I took my notebook out, sang some songs to entertain myself (I hate the rain), and started writing.

Dead, I was
It was all but one
My life died before my eyes
Grasping the threads of reality
As you walked away from my sight

Blinded, I was
Too much to see in too little time
Although it felt absolute was necessary
Giving you my life felt ordinary

With an odd mix of sorrow and joy
I allowed you to walk past me
Slithered beneath my feet, and
creating larger footsteps than before

You were but a reality
All but one
And I died, I cried,
I was blinded with joy and sorrow
A cannonball of emotions
for me to swallow


Though this seemed less poetic than any other pieces I've written before, I know one thing's for sure - those words reflect how I felt exactly.
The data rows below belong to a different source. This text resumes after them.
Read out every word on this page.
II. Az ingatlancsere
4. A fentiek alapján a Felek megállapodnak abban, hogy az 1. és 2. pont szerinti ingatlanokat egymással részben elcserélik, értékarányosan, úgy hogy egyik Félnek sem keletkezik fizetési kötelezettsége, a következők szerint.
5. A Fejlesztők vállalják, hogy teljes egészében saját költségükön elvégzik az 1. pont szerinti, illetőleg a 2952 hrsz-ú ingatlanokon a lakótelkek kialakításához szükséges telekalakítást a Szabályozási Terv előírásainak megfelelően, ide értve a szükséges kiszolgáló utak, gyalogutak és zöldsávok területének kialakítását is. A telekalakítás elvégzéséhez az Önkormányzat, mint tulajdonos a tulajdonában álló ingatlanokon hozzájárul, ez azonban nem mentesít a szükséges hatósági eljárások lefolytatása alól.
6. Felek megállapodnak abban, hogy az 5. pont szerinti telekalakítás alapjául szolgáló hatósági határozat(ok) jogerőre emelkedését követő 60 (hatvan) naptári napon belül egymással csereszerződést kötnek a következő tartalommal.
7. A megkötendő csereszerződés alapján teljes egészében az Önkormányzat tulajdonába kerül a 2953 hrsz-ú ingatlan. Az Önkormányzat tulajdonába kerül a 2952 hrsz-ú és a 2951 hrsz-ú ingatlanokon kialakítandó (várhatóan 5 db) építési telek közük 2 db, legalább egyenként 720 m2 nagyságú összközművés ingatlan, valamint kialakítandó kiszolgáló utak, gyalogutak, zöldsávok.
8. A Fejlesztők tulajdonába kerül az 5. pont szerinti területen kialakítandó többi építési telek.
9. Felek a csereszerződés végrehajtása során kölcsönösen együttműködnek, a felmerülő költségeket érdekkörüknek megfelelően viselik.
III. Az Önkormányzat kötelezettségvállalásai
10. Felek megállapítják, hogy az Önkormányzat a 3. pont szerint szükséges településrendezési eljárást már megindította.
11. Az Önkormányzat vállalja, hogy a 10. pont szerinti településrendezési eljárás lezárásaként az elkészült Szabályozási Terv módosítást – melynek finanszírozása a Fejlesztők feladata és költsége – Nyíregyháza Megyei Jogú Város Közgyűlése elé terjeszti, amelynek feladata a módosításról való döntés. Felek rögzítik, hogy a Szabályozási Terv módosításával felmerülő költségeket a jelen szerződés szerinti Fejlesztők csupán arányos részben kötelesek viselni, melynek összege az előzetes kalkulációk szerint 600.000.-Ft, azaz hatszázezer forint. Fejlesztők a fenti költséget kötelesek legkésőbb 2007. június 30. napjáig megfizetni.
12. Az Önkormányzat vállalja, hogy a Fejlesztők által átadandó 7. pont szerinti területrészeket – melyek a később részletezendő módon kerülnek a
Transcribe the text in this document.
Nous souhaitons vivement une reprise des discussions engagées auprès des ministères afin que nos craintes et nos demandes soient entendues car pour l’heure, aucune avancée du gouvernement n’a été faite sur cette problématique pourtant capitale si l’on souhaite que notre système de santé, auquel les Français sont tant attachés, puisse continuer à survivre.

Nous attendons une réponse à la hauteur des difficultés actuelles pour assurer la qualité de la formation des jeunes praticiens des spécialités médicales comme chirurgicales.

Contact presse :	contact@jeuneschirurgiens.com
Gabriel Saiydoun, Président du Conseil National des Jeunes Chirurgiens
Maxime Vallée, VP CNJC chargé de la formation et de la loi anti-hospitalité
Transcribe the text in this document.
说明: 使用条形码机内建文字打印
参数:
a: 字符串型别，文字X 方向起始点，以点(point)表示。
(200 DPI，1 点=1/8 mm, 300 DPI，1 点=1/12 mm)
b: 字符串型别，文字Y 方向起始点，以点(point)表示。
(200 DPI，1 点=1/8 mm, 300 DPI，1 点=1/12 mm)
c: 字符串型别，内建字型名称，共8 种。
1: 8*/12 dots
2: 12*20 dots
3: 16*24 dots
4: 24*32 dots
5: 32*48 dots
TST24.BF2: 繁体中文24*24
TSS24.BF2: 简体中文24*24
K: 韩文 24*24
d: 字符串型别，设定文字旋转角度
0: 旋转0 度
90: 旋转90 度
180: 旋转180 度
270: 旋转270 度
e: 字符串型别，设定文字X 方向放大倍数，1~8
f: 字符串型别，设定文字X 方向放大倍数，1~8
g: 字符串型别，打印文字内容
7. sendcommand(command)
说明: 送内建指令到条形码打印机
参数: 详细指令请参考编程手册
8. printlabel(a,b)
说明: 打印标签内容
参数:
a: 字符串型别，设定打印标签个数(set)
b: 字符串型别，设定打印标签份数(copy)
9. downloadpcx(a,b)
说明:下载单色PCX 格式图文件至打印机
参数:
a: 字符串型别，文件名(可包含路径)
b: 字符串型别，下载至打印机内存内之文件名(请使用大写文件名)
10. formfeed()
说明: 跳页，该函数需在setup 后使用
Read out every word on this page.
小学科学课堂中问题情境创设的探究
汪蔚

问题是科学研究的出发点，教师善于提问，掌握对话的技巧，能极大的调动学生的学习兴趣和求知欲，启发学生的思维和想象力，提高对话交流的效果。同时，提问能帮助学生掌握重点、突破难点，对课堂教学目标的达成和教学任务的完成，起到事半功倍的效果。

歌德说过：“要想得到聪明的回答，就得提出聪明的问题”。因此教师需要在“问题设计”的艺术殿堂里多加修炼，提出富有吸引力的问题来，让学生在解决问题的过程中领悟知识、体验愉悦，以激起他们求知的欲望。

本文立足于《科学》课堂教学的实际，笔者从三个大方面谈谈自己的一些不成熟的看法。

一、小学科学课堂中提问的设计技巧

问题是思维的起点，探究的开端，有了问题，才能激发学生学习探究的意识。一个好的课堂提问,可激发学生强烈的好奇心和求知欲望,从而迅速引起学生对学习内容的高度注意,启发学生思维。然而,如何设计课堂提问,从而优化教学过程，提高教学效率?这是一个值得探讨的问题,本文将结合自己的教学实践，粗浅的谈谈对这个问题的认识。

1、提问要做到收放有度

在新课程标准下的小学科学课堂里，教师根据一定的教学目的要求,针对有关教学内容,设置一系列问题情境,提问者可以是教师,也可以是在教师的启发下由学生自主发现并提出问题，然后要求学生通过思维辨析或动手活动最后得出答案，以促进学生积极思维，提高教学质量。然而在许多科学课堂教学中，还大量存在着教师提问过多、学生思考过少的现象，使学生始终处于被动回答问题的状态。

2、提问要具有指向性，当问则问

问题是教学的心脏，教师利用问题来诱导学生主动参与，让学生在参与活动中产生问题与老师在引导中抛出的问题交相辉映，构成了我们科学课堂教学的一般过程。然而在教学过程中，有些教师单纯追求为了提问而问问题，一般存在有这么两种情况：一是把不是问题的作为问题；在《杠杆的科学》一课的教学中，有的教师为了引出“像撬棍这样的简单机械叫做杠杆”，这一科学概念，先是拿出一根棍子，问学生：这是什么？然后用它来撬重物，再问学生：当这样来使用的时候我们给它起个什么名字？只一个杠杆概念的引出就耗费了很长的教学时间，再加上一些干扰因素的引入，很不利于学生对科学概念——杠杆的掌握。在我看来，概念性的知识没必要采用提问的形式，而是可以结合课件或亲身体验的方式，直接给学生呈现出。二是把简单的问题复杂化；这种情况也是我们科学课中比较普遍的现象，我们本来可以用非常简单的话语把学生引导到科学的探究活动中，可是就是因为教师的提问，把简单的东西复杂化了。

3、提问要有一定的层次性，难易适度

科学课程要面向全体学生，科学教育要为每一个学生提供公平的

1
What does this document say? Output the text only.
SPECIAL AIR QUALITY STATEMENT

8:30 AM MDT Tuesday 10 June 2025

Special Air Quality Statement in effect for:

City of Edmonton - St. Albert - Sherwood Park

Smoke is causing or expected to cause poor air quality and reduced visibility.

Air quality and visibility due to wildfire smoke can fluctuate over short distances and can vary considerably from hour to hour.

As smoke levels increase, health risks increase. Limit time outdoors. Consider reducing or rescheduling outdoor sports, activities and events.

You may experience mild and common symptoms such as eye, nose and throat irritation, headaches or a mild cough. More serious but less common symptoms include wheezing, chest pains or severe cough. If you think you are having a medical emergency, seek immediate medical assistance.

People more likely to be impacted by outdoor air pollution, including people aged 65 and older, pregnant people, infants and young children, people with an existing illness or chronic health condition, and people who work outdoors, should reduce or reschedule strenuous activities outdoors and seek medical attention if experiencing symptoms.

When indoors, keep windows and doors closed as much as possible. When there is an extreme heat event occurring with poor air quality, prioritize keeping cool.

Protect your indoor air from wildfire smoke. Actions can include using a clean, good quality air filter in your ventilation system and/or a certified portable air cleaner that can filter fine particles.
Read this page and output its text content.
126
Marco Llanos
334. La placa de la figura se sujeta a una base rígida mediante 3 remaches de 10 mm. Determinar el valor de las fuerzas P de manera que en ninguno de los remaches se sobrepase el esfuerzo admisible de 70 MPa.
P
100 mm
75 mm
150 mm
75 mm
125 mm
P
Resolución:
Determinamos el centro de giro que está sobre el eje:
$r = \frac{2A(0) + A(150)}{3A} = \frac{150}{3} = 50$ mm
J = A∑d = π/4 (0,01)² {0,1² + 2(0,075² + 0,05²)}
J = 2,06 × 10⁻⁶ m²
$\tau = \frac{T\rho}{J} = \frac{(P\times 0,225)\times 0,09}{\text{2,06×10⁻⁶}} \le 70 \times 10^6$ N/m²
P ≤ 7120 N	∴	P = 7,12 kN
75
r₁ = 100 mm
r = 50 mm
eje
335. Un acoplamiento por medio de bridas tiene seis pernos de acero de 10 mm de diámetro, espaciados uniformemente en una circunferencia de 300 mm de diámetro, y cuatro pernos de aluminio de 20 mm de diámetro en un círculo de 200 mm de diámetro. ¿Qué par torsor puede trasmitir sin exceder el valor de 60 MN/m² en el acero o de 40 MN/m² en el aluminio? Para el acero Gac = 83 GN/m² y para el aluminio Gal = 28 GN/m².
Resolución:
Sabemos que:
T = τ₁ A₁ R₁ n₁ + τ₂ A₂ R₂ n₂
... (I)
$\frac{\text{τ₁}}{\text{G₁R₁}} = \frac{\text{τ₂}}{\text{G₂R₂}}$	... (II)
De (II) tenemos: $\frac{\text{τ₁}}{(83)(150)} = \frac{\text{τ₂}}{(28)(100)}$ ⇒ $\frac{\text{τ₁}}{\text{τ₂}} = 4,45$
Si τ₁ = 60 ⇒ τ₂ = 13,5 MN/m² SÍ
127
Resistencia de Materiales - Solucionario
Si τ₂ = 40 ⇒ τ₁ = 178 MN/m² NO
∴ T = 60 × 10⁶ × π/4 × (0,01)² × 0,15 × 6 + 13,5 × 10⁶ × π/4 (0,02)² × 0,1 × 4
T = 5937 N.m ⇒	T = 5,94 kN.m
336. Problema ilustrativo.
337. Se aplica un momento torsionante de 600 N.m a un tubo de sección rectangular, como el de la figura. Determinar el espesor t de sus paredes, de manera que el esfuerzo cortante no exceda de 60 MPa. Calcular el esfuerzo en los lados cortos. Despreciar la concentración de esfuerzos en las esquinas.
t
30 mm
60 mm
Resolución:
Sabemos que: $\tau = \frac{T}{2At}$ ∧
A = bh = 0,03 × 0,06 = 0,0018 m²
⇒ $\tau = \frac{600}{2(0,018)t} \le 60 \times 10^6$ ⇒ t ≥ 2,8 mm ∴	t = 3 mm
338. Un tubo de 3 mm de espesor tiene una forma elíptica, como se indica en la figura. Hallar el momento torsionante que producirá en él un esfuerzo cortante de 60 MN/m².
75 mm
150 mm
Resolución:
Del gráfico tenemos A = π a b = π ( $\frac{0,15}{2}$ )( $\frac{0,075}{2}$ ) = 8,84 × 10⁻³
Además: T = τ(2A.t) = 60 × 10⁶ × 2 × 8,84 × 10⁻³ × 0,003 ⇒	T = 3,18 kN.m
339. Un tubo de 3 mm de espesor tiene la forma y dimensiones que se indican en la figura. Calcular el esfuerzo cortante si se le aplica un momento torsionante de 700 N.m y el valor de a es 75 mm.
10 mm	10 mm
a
It's funny, and I realise it myself. The "me" I supposedly show the world is not the person I really am, deep inside. I'm not the happy, crazy person everyone thinks I am. I wonder how everyone will think of me once they know the truth, and how they will handle this betrayal. Unfortunately, that's not for me to say. I know that even he can't handle my sorrow any further. But I wish they would understand that I wish not to be sorrowful as I am. I want to be happy too.

And I think I deserve just as much as everyone else to be happy. Sadly, it feels easier to depict sorrow in my appearances. Any other emotions/appearances always seemed easier than to depict joy. What is joy to me, truly?

I'm often reminded of what a friend said the first time he met me, after reading my blog for a few years. "You're very different from the way you portray yourself in your blog," he'd said. I asked, "How different?" And he said, "You're so spunky, in real life. But your blog is always so sad." Another friend commented on how I would have deceived people into thinking I'm an emo freak who doesn't laugh or smile with all my sad entries.

But maybe THIS is what I really am. Maybe when my face is putting on the greatest smile, maybe my heart just isn't. There's a missing smiley sign there, and I don't quite know how to put it back.